Отшельник
Шрифт:
А прямо в десятке метров от входа лежал полуистлевший человеческий скелет, пришпиленный к мертвой земле самым настоящим мечом!
Я судорожно сглотнул слюну.
И закрыл дверь обратно.
Не меньше минуты смотрел на ее прекрасную фактурную поверхность.
Потом тряхнул головой и снова открыл дверь.
— Кар! — сказала мне ворона. Спикировала сверху на рукоять меча. И опять раскатисто повторила: — Кар-р!
— Пошла к черту, — ответил я ей и снова захлопнул дверь.
Отступил на шаг и медленно сел на диван.
Меня зовут Марат Александрович Назаров. Мне
Имя мне дала мать в память о том заезжем татаро-монголе, с которым у нее случился скоропостижный роман с последствиями в виде беременности. Отчество досталось от деда. Фамилия тоже от него. Хотя отчим, известный в определенных кругах профессор Белов, в свое время нехотя подарил мне свою, я благополучно от нее отказался, едва достигнув совершеннолетия.

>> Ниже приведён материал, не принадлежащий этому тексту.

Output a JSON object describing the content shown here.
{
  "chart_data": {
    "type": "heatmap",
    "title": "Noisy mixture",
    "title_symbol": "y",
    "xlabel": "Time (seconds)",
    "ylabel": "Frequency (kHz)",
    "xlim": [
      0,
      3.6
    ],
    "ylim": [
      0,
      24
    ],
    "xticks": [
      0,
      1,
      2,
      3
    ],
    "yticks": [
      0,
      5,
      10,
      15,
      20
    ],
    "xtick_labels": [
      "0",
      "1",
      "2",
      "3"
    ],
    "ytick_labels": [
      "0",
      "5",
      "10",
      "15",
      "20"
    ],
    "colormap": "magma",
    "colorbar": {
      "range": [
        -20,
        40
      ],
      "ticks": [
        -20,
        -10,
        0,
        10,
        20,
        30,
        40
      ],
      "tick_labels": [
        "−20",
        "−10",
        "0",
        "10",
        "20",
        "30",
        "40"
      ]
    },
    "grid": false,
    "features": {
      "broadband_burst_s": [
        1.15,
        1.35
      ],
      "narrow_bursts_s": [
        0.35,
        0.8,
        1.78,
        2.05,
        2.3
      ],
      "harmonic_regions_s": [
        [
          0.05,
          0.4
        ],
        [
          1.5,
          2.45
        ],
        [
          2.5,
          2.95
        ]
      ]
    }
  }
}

И не для того, чтобы по-детски досадить — хотя было за что. Просто я действительно не имел никакого отношения к семейству профессора, а всего лишь являлся внебрачным сыном его жены.

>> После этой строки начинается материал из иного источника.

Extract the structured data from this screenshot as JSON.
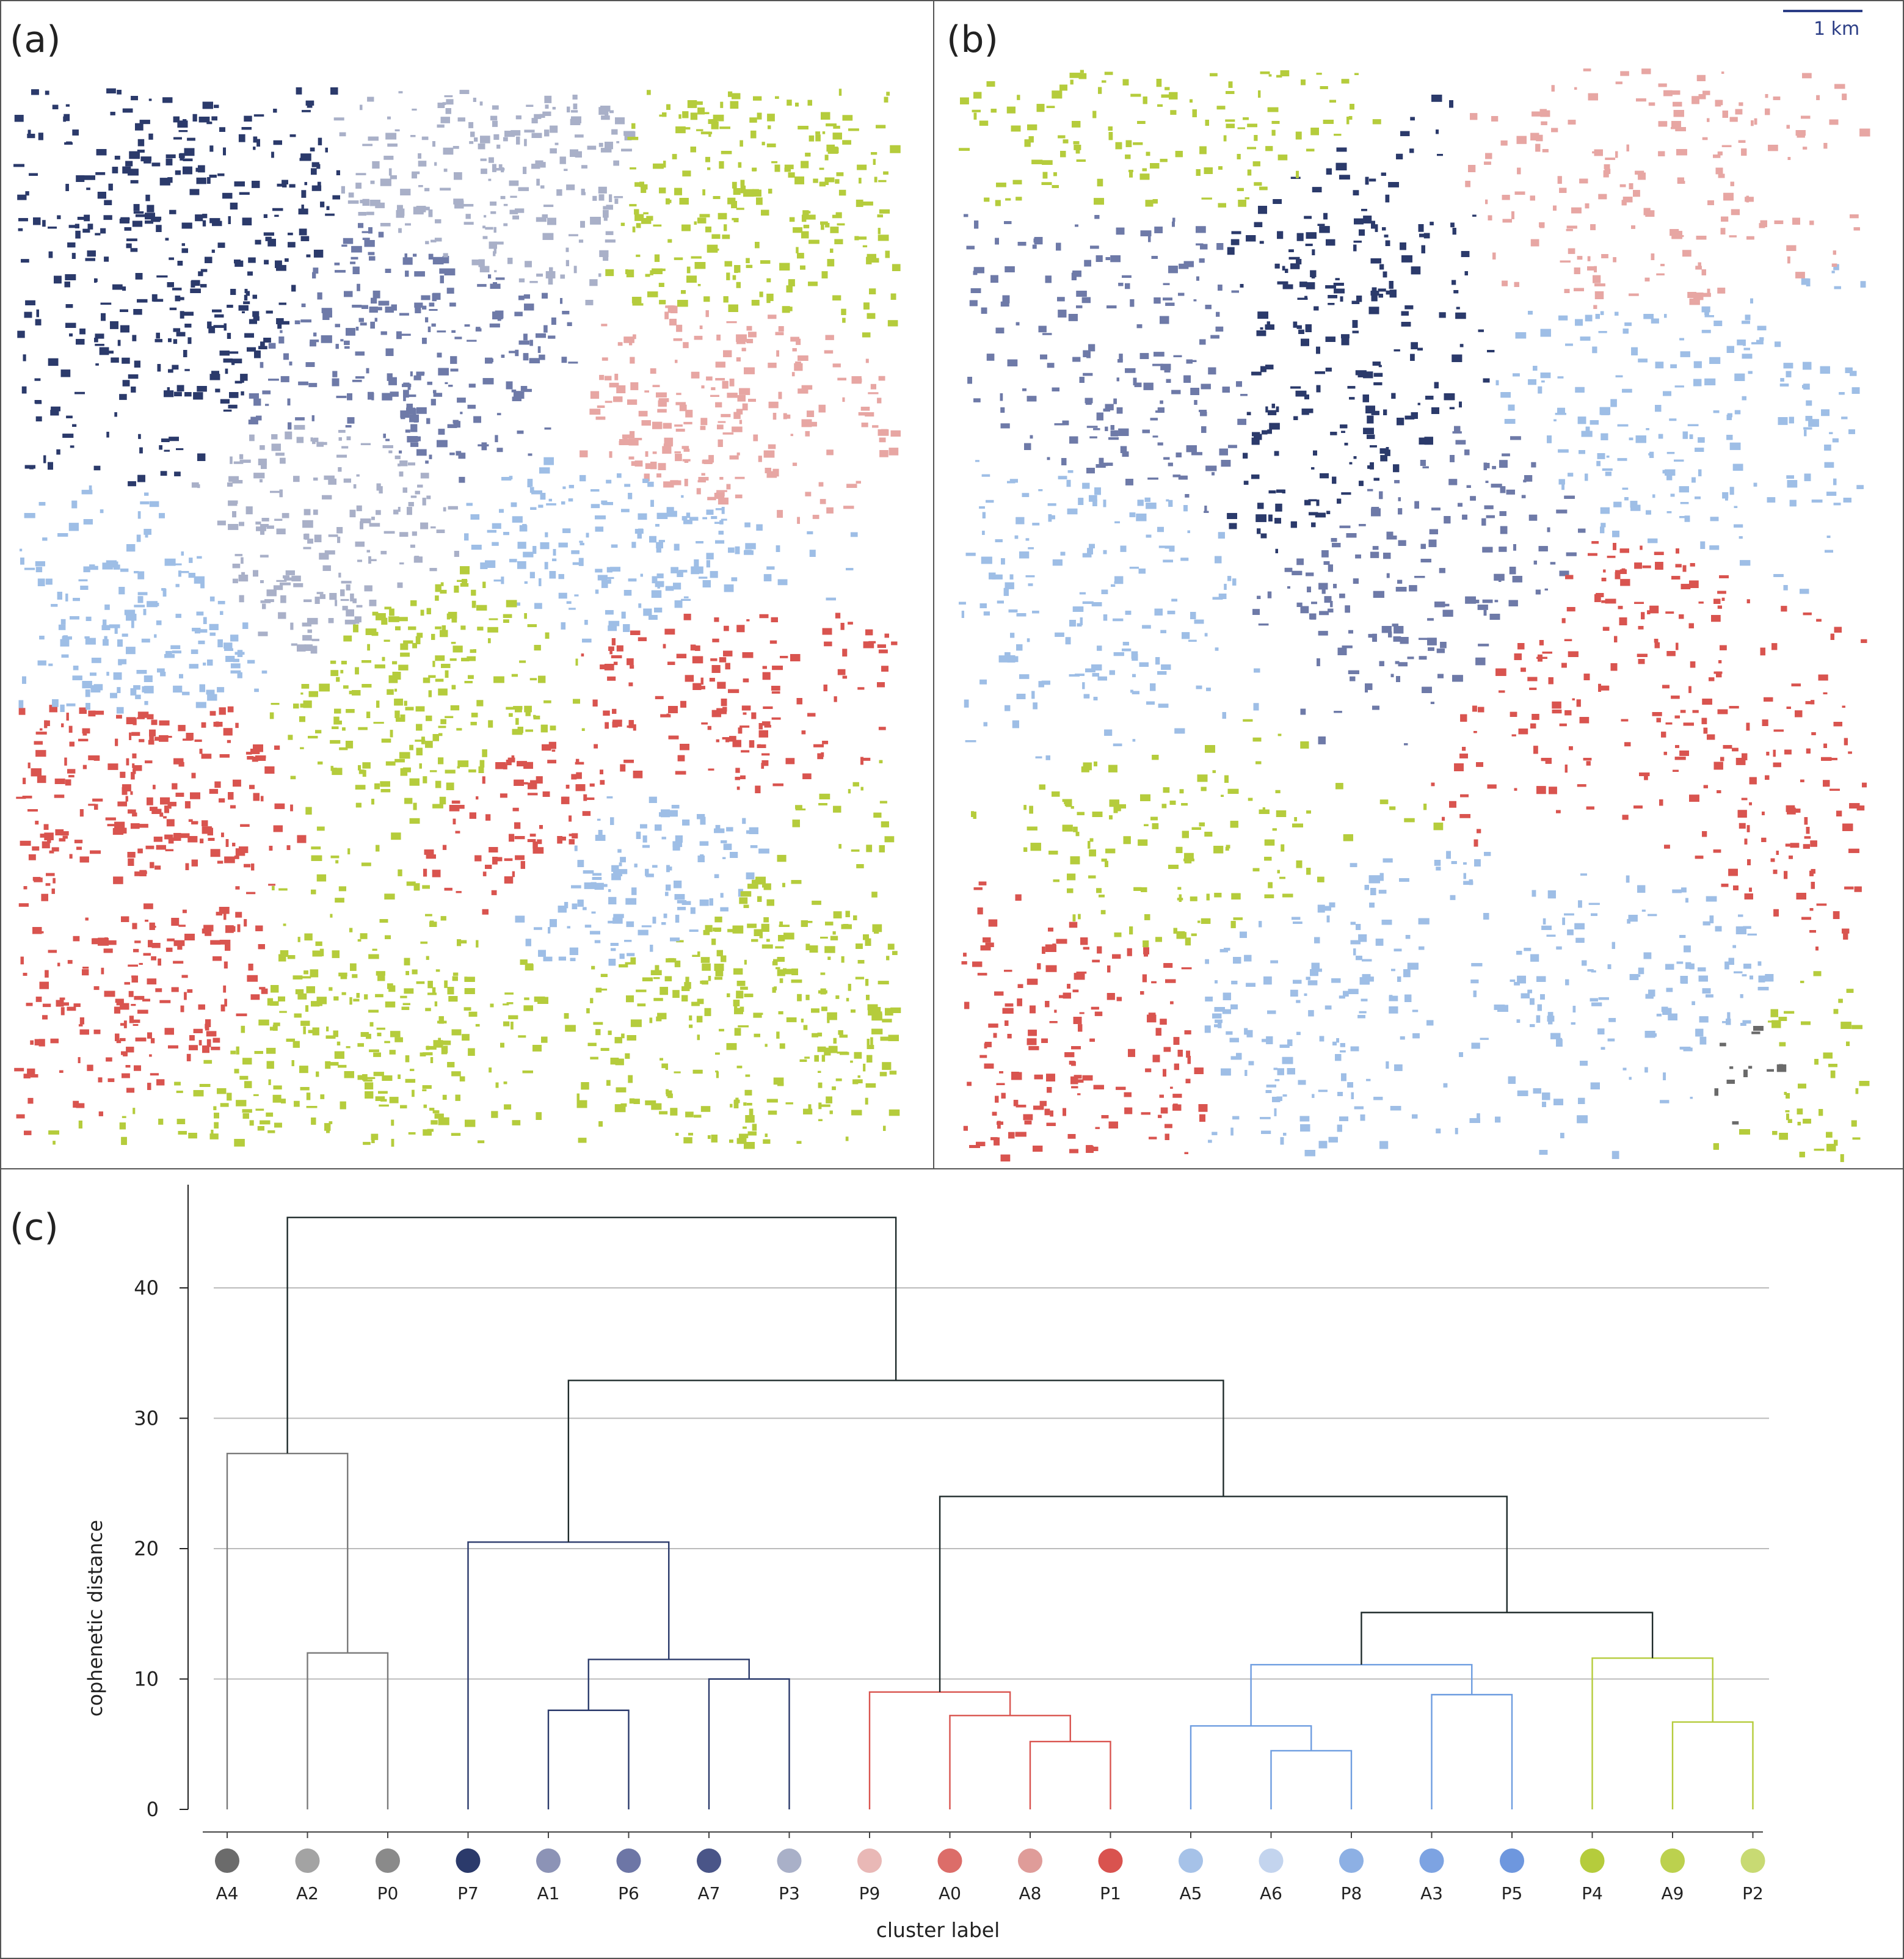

Он это понимал не хуже меня и даже не обиделся.
Мой позывной — «Монгол».
Хотя из монгольского у меня по большому счету только черные волосы и чуть раскосый разрез глаз — зеленых, как у матери. Так что, когда люди, знавшие меня только по позывному, встречались со мной в первый раз, нередко спрашивали — почему вдруг «Монгол»?
Да просто так сложилось.
Позывной для проходчика — даже больше, чем имя. Потому что во всех отчетах фигурирует именно он и личный номер, который включал в себя сведения о номере группы, в которой человек проходил подготовку, порядковый номер и класс.
Я — исследователь.
Есть еще силовики, которые способны лбом прошибать стены без ущерба для здоровья. Они запросто могут вырезать яйца бешеному дракону и выжить, а потом в лаборатории узнать, что вообще-то те яйца, за которыми их посылали, следовало искать в гнезде.

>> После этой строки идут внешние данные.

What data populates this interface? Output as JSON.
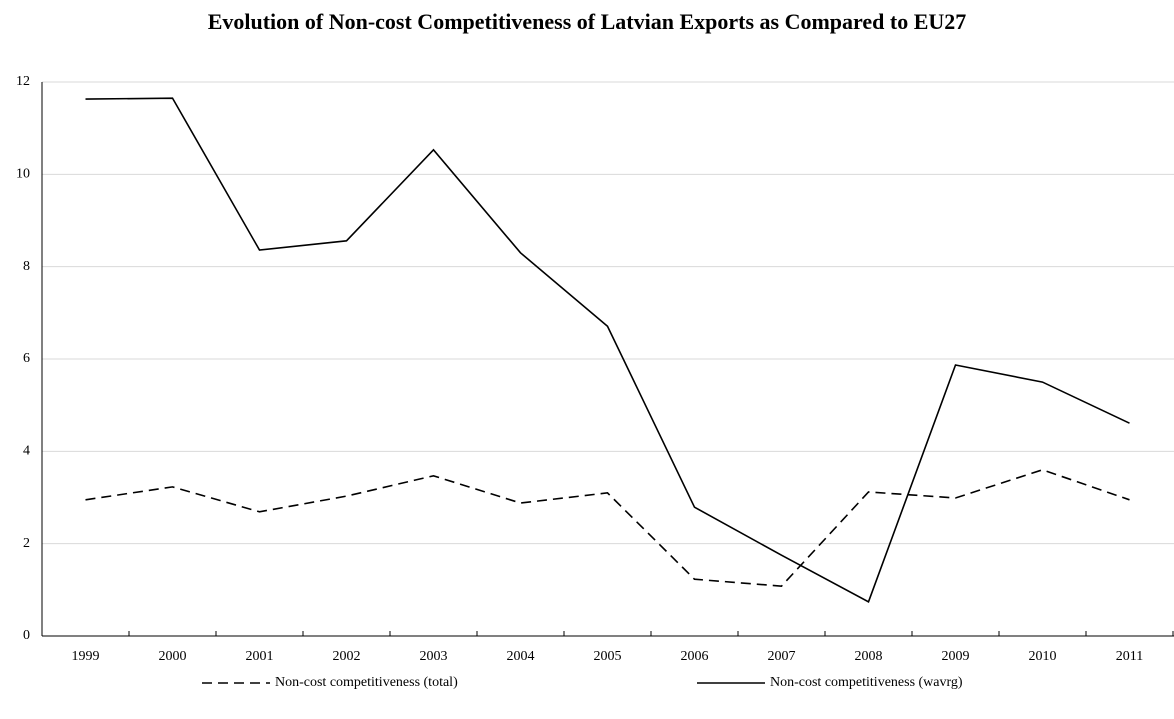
{
  "chart_data": {
    "type": "line",
    "title": "Evolution of Non-cost Competitiveness of Latvian Exports as Compared to EU27",
    "categories": [
      "1999",
      "2000",
      "2001",
      "2002",
      "2003",
      "2004",
      "2005",
      "2006",
      "2007",
      "2008",
      "2009",
      "2010",
      "2011"
    ],
    "series": [
      {
        "name": "Non-cost competitiveness (total)",
        "color": "#000000",
        "line_style": "dashed",
        "values": [
          2.95,
          3.23,
          2.69,
          3.03,
          3.47,
          2.88,
          3.1,
          1.23,
          1.08,
          3.12,
          2.99,
          3.6,
          2.95
        ]
      },
      {
        "name": "Non-cost competitiveness (wavrg)",
        "color": "#000000",
        "line_style": "solid",
        "values": [
          11.63,
          11.65,
          8.36,
          8.56,
          10.53,
          8.3,
          6.71,
          2.79,
          1.75,
          0.74,
          5.87,
          5.5,
          4.61
        ]
      }
    ],
    "ylim": [
      0,
      12
    ],
    "yticks": [
      0,
      2,
      4,
      6,
      8,
      10,
      12
    ],
    "grid": true,
    "legend": "bottom"
  }
}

Третий, последний тип проходчиков — ученые. Этих мы называли «снежинками». У них слабое тело, но неплохие мозги. Ученые третьего класса — вообще разменная монета. Их часто сажают на хвост прожжённым силовикам, но каждый второй не возвращается из первой же экспедиции. Ценность представляют собой только ученые первого класса — статус, до которого надо не только дожить, но и мутировать определенным образом.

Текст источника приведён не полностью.